A Day of Remembrance 11/11/11

Today all over Canada, people of all different backgrounds were remembering those who had served this country, for this generation to live the way it lives today.

Which brings me to the topic: How does the new breakout of society treat the country today?  If the veterans then knew what society was going to be like now, would they have still fought as hard?

Let's take a look on the last few decades.

After the First World War, people were coming back from overseas to a new world, and a new decade.  The 1920s, also known as the Roaring Twenties to historians, were known for there materialistic lifestyle and optimistic ways of life, heavily influenced by Europe's way if living.

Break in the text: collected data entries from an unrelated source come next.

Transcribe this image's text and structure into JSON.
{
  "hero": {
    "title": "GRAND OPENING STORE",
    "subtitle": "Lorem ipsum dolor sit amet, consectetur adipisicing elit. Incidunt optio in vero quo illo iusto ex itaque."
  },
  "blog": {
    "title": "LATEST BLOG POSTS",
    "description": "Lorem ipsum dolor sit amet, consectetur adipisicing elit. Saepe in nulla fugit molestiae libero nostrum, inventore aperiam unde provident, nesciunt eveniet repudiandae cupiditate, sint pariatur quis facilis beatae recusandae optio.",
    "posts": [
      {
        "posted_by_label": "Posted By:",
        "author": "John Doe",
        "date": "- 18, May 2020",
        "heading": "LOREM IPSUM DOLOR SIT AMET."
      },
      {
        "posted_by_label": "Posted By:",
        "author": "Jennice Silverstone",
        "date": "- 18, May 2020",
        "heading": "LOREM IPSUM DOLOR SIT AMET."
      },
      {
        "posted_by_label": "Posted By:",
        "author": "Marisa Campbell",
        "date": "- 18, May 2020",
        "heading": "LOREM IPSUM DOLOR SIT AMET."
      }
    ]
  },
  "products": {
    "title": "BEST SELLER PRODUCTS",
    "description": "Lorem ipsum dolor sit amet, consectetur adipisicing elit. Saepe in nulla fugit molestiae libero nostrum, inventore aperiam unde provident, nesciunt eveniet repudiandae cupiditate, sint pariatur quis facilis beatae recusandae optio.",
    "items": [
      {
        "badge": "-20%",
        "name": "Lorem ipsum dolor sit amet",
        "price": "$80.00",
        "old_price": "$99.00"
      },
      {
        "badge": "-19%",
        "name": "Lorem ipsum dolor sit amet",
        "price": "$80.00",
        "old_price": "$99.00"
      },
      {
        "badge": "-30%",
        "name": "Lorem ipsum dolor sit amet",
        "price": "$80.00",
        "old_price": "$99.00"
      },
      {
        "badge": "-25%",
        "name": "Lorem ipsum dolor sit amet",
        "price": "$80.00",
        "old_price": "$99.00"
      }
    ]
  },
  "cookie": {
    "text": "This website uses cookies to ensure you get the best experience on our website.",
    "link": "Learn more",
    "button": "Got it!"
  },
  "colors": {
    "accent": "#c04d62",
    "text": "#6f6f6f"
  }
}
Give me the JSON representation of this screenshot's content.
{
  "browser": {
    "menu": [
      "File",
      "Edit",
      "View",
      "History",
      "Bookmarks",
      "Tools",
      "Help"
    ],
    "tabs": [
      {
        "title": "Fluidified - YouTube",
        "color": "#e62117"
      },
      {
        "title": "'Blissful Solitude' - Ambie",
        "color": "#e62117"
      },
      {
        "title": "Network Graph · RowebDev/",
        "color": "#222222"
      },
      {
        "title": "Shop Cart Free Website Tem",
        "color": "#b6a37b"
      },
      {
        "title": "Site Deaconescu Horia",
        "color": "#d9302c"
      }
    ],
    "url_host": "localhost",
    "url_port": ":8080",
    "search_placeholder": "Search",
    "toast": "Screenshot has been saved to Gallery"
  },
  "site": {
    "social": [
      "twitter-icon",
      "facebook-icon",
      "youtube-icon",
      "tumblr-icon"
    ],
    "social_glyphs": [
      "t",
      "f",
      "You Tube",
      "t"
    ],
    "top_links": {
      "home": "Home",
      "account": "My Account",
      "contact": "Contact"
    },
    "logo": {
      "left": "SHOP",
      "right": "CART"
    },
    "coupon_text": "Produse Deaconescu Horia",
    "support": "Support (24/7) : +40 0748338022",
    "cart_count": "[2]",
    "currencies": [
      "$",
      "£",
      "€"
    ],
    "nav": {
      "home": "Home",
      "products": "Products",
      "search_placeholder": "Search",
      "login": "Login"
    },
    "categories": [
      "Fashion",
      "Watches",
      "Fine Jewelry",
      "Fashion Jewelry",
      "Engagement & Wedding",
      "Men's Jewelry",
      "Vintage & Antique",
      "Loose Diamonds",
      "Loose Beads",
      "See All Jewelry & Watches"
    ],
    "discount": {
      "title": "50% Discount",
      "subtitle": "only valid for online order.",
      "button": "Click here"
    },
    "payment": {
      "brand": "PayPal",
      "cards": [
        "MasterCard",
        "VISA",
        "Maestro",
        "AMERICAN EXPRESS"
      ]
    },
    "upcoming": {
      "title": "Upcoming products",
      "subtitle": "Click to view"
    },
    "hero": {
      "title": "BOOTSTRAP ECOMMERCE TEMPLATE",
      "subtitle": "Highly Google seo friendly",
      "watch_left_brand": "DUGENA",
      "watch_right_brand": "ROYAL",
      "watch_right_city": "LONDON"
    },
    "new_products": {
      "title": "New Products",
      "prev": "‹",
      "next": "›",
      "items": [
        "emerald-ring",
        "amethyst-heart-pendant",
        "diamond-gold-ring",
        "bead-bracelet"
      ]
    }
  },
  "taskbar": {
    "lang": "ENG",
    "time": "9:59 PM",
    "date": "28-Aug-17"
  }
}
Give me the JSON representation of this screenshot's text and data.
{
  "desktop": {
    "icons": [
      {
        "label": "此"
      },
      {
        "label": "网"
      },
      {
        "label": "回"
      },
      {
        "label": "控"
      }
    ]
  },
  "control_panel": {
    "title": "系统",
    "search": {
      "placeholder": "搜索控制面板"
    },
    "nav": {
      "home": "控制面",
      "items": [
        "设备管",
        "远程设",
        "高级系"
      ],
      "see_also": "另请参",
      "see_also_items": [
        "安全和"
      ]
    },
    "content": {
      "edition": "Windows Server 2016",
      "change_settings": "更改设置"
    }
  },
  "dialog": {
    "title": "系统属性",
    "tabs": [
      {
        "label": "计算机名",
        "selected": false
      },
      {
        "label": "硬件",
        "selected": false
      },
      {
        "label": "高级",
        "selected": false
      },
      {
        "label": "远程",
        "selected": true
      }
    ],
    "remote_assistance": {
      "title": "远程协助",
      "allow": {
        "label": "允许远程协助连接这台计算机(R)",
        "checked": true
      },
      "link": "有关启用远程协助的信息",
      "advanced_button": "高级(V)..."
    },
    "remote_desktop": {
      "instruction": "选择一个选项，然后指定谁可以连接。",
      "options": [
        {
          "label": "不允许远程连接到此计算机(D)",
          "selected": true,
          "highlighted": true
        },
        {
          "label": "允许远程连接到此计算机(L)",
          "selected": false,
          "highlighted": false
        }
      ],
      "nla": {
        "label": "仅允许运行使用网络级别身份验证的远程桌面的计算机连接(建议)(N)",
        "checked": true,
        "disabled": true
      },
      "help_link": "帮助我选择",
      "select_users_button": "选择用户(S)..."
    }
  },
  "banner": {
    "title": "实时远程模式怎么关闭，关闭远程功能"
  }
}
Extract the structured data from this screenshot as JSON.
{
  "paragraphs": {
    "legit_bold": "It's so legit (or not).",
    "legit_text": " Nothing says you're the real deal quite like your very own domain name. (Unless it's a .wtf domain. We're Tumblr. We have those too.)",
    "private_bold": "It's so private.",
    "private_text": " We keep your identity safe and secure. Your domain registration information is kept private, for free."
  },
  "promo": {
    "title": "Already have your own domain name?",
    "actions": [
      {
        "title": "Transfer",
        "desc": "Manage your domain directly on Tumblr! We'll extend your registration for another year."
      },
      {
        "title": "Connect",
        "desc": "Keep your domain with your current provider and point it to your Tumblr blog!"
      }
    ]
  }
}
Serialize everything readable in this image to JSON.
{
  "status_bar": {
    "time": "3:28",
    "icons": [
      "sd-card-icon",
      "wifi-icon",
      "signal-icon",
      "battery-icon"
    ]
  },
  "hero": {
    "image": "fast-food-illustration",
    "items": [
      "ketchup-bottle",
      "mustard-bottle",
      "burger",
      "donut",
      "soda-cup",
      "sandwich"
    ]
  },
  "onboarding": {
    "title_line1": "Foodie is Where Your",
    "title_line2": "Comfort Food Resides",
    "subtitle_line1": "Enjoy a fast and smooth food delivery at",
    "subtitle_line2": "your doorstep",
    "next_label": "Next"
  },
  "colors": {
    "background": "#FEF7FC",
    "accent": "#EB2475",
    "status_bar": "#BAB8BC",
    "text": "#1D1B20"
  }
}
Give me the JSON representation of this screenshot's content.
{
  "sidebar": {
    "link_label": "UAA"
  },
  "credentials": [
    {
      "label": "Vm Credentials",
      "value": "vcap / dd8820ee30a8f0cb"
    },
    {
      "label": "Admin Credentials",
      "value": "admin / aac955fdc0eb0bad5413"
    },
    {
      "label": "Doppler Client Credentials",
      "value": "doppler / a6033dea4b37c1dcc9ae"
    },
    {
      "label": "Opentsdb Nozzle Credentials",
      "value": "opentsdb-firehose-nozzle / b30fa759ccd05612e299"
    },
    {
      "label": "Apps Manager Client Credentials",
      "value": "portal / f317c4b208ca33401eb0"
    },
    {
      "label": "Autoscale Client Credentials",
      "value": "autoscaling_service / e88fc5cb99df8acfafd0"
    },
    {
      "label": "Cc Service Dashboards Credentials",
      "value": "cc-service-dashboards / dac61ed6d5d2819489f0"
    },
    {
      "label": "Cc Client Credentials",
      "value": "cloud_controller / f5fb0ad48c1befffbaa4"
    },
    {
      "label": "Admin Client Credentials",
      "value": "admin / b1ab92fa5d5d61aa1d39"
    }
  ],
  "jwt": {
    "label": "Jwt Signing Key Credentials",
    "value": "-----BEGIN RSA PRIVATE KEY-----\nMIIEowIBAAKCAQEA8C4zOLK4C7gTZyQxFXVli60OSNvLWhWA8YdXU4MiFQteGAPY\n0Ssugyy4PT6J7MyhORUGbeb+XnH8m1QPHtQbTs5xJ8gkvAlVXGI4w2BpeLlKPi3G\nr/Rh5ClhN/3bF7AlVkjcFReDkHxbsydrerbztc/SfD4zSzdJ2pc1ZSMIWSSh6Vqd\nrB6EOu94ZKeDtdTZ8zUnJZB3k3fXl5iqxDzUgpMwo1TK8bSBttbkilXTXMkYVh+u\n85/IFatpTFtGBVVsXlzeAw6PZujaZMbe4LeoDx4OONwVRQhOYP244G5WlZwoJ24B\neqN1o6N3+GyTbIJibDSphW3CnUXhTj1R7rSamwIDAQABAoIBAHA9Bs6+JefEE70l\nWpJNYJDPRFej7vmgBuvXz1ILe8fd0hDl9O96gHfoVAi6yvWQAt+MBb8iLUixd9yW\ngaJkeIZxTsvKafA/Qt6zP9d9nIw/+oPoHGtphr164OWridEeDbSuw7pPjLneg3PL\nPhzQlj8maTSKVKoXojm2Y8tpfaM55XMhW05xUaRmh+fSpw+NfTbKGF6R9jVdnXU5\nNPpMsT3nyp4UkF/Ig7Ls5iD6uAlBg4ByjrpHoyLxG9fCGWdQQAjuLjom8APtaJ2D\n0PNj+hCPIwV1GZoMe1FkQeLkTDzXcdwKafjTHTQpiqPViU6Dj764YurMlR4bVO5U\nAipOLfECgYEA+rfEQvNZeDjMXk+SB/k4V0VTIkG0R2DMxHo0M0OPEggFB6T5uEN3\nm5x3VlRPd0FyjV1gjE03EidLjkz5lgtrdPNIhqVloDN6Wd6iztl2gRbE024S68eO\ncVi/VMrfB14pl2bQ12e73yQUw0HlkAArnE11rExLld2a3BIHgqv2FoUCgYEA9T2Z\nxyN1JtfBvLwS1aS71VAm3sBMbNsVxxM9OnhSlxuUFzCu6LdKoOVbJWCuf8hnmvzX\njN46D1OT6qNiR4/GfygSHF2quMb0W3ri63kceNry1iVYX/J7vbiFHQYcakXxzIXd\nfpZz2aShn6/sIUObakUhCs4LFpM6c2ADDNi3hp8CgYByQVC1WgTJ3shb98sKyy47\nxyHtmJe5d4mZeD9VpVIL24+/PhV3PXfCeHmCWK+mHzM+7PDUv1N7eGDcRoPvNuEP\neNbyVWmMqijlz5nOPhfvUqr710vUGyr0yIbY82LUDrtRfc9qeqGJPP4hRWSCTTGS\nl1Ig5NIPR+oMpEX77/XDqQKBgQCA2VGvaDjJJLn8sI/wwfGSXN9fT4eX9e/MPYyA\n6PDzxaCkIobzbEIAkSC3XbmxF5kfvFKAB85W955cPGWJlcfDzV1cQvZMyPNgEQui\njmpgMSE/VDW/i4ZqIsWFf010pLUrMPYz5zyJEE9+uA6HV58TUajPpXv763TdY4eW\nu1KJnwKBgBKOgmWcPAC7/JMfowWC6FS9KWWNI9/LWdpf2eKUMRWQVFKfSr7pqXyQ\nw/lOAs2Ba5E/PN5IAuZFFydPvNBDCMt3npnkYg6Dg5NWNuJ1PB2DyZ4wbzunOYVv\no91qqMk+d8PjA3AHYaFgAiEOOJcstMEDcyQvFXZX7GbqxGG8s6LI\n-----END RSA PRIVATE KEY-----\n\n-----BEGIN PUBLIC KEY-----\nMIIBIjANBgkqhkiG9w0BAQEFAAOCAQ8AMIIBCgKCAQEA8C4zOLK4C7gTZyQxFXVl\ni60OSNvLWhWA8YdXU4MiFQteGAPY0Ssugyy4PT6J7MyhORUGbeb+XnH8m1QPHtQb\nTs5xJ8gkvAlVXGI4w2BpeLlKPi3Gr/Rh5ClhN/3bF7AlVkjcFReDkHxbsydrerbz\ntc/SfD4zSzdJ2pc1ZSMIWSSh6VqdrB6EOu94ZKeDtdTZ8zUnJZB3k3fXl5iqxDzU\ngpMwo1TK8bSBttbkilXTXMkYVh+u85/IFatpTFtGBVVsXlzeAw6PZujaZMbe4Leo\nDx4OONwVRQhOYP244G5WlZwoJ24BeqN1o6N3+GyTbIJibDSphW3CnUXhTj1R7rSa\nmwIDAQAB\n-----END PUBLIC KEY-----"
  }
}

It was a celebration to most, but disappointment to others.  Soldiers coming home were not ready for the joyous celebration so soon, after seeing what they had seen overseas.  They wanted the entire world to be as strict on society as they had been, and they did not see that in any shape in the Roaring Twenties.

After the Second World War, and defeating Hitler and his world domination plans, soldiers again came home from being overseas for x amount of years.  They returned to create their own offspring, ones that can keep the steady tradition of serving their country.

However, that "new generation", known to demographics as the Baby Boomers, created a new way of living in Canada.  Starting in the fifties, when the thought of being a teenager came into affect, to the hippies of the sixties and beyond, the ideals of the greatest generation have slowly leaked into modern day society.  Making the once proud veterans of the wars question what they had done wrong as parents.

Flash forward to 2011.  The occupied movement has been scaling across North America and all over the world.  Media sources from radio to print have been on 24-hour watch on what exactly?  not even the protesters know.

I bet you Shelby the border collie in Denver knows.  But no one speaks dog.

I digress, thinking that the future soldiers of Canada have to fight to protect the people here now.
I find that ridiculous.

"When asked by my grade 12 history teacher why I wanted to fight for a country who doesn't seem to care about patriotism and sense of duty," said Brett Huckstep, a current applicant for the Canadian Forces.  "I replied 'I will fight for their right not to care'."

And I hope he and the rest of those soldiers fight for my right to report on this new and outlandish society.